WILL MARK BRAINLIEST IF YOU GET THE CORRECT ANSWER

A simple random sample of 15-year old boys from one city is obtained and their weights (in pounds) are listed below. Use a 0.01 significance level to test the claim that these sample weights come from a population with a mean equal to 148 lb. Assume that the standard deviation of the weights of all 15-year old boys in the city is known to be 16.1 lb. Use the traditional method of testing hypotheses.


149 141 160 151 134 189 157 144 175 127 164


Choose the correct conclusion associated with this experiment.

I am pretty sure it is either B or C but I am torn on which one to choose so that is why I am only going to include two answer choices...

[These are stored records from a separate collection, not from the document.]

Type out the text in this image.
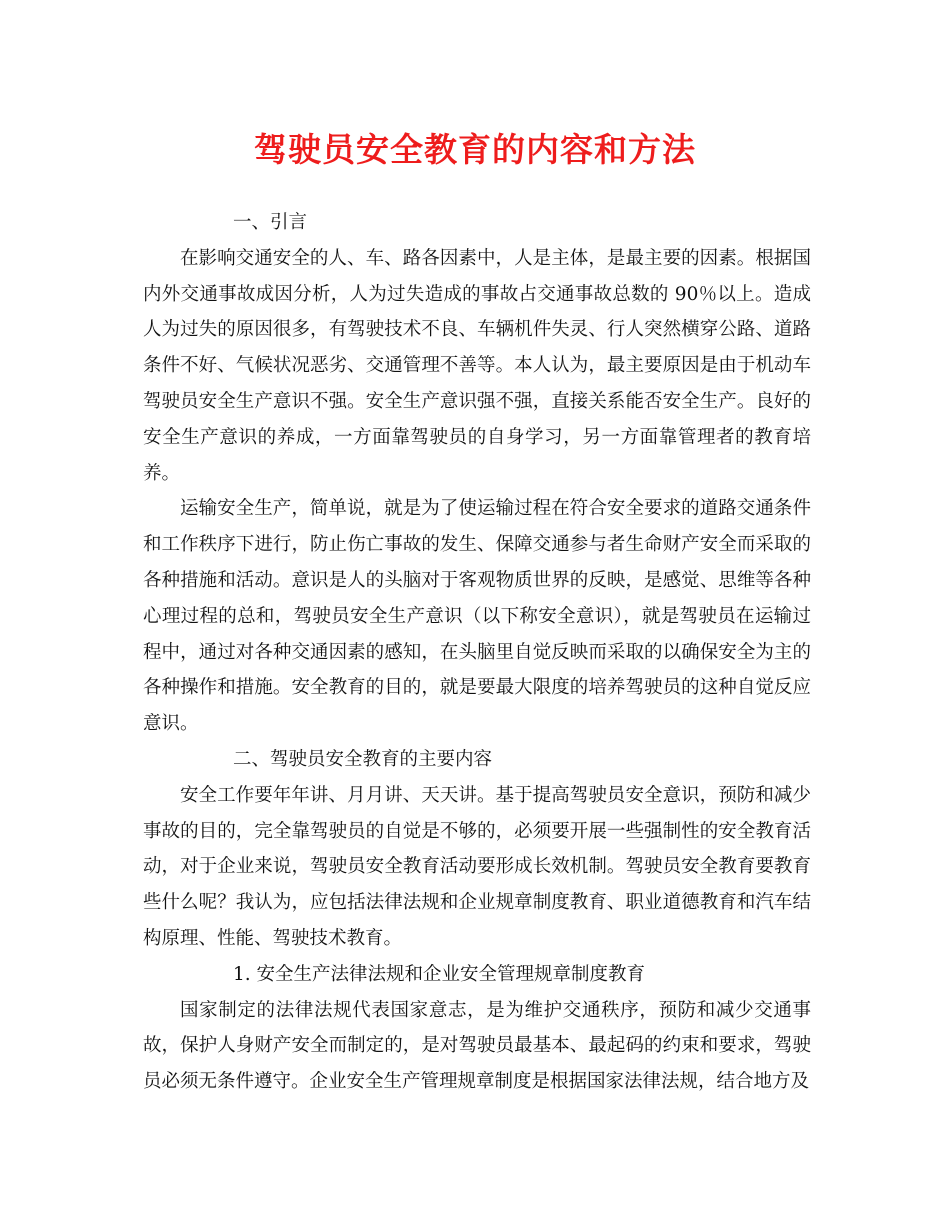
驾驶员安全教育的内容和方法

一、引言

在影响交通安全的人、车、路各因素中，人是主体，是最主要的因素。根据国内外交通事故成因分析，人为过失造成的事故占交通事故总数的 90％以上。造成人为过失的原因很多，有驾驶技术不良、车辆机件失灵、行人突然横穿公路、道路条件不好、气候状况恶劣、交通管理不善等。本人认为，最主要原因是由于机动车驾驶员安全生产意识不强。安全生产意识强不强，直接关系能否安全生产。良好的安全生产意识的养成，一方面靠驾驶员的自身学习，另一方面靠管理者的教育培养。

运输安全生产，简单说，就是为了使运输过程在符合安全要求的道路交通条件和工作秩序下进行，防止伤亡事故的发生、保障交通参与者生命财产安全而采取的各种措施和活动。意识是人的头脑对于客观物质世界的反映，是感觉、思维等各种心理过程的总和，驾驶员安全生产意识（以下称安全意识），就是驾驶员在运输过程中，通过对各种交通因素的感知，在头脑里自觉反映而采取的以确保安全为主的各种操作和措施。安全教育的目的，就是要最大限度的培养驾驶员的这种自觉反应意识。

二、驾驶员安全教育的主要内容

安全工作要年年讲、月月讲、天天讲。基于提高驾驶员安全意识，预防和减少事故的目的，完全靠驾驶员的自觉是不够的，必须要开展一些强制性的安全教育活动，对于企业来说，驾驶员安全教育活动要形成长效机制。驾驶员安全教育要教育些什么呢？我认为，应包括法律法规和企业规章制度教育、职业道德教育和汽车结构原理、性能、驾驶技术教育。

1. 安全生产法律法规和企业安全管理规章制度教育

国家制定的法律法规代表国家意志，是为维护交通秩序，预防和减少交通事故，保护人身财产安全而制定的，是对驾驶员最基本、最起码的约束和要求，驾驶员必须无条件遵守。企业安全生产管理规章制度是根据国家法律法规，结合地方及
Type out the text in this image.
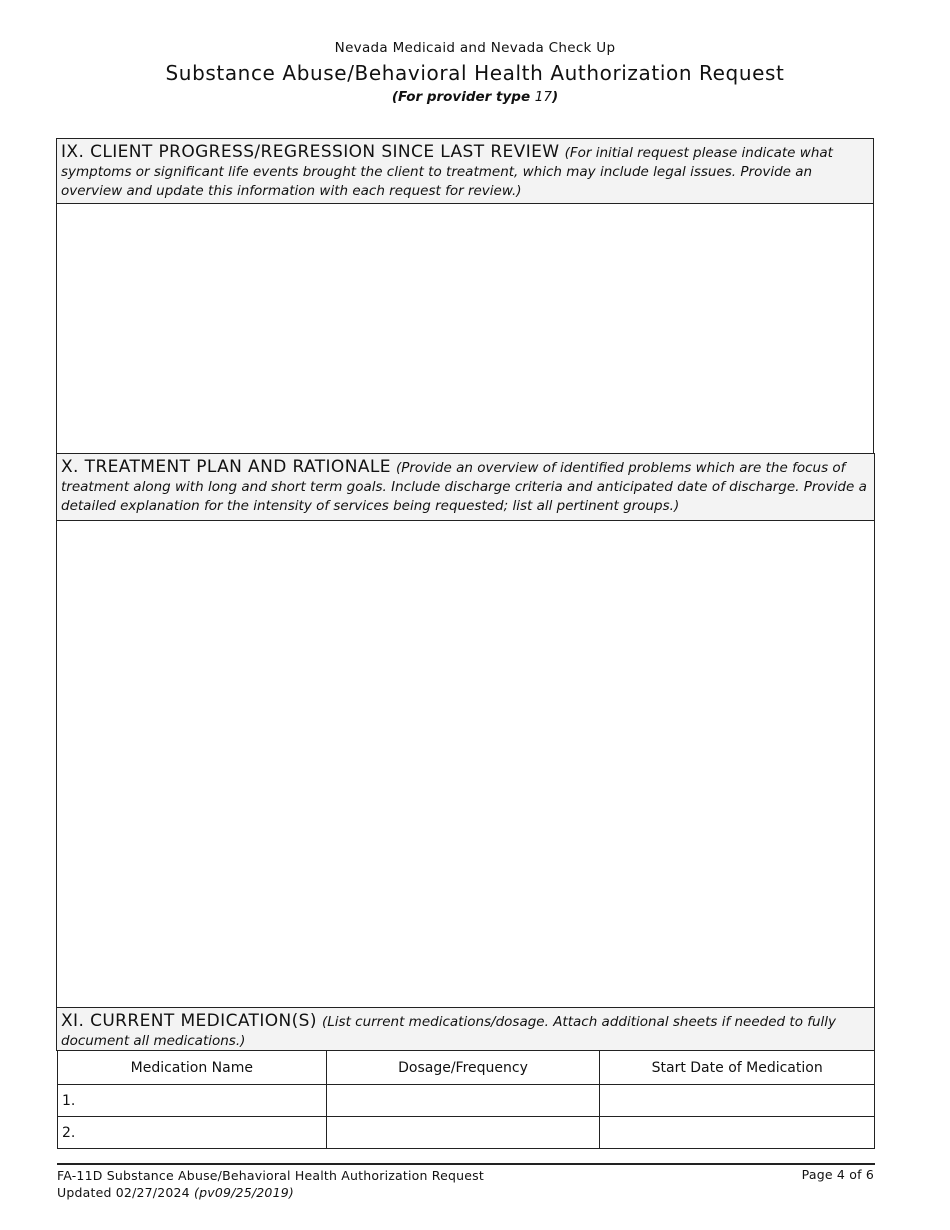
Nevada Medicaid and Nevada Check Up
Substance Abuse/Behavioral Health Authorization Request
(For provider type 17)
IX. CLIENT PROGRESS/REGRESSION SINCE LAST REVIEW (For initial request please indicate what symptoms or significant life events brought the client to treatment, which may include legal issues. Provide an overview and update this information with each request for review.)
X. TREATMENT PLAN AND RATIONALE (Provide an overview of identified problems which are the focus of treatment along with long and short term goals. Include discharge criteria and anticipated date of discharge. Provide a detailed explanation for the intensity of services being requested; list all pertinent groups.)
XI. CURRENT MEDICATION(S) (List current medications/dosage. Attach additional sheets if needed to fully document all medications.)
Medication Name	Dosage/Frequency	Start Date of Medication
1.		
2.		
FA-11D Substance Abuse/Behavioral Health Authorization Request
Updated 02/27/2024 (pv09/25/2019)
Page 4 of 6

Edit: I think I figured it out on my own, I am going to go with B, I am pretty sure that is the correct answer

B) Do not reject H0; at the 1% significance level, there is not sufficient evidence to warrant rejection of the claim that these sample weights come from a population with a mean equal to 148 lb.

C) Do not reject H0; At the 1% significance level there is sufficient evidence to warrant rejection of the claim that these sample weights come from a population with a mean greater than 148 lb.

Respuesta :

Answer: I'm pretty sure this is correct

Step-by-step explanation:

What you are testing is a distribution of means, because you have a sample of eleven individuals (N=11), a population mean, and the population variance. Basically, the problem is asking: what is the likelihood that the sample mean (153.45 lbs) could have been obtained from a population where (M=149) if the null hypothesis is true?

p1: 15 year old boys with a mean weight of 153.45 lbs from City "Unknown".

p2: 15 year old boys with a mean weight of 149.00 lbs from the population.

H1: The sample of boys from City "Unknown" was not drawn from a population where the average weight of 15 year old boys = 149lbs.

H0: The sample of boys from City "Unknown" was drawn from a population where the average weight of 15 year old boys = 149lbs.

Mean = 149 [μM = μ = 149]

Variance = 16.2squared/11 = 262.44/11 = 23.86 [σM2 = σ2/N]

Standard Deviation = 4.88 [σM = √σM2 = √(σ2/N)]

Shape = normal

Using .01 level of significance for a two-tailed test, the cutoff sample score is +/- 2.575

Z = (M-µ) / σM = (153.45 - 149) / 4.88 = .91

.91 < 2.575

σM or the Standard Error of the Mean is 4.88 so...

for 99% confidence interval,

lower limit = 153.45 + (-2.575)(4.88) = 140.88

upper limit = 153.45 + (2.575)(4.88) = 166.02

the 99% confidence interval = 140.88 — 166.02 (lbs)

the population mean (µ=149.00) is included in the interval, which confirms results of Z test.

Conclusion: retain null, there is <.01 probability that the sample from City "Unknown" was drawn from a population where the mean weight is NOT = 149.00lbs.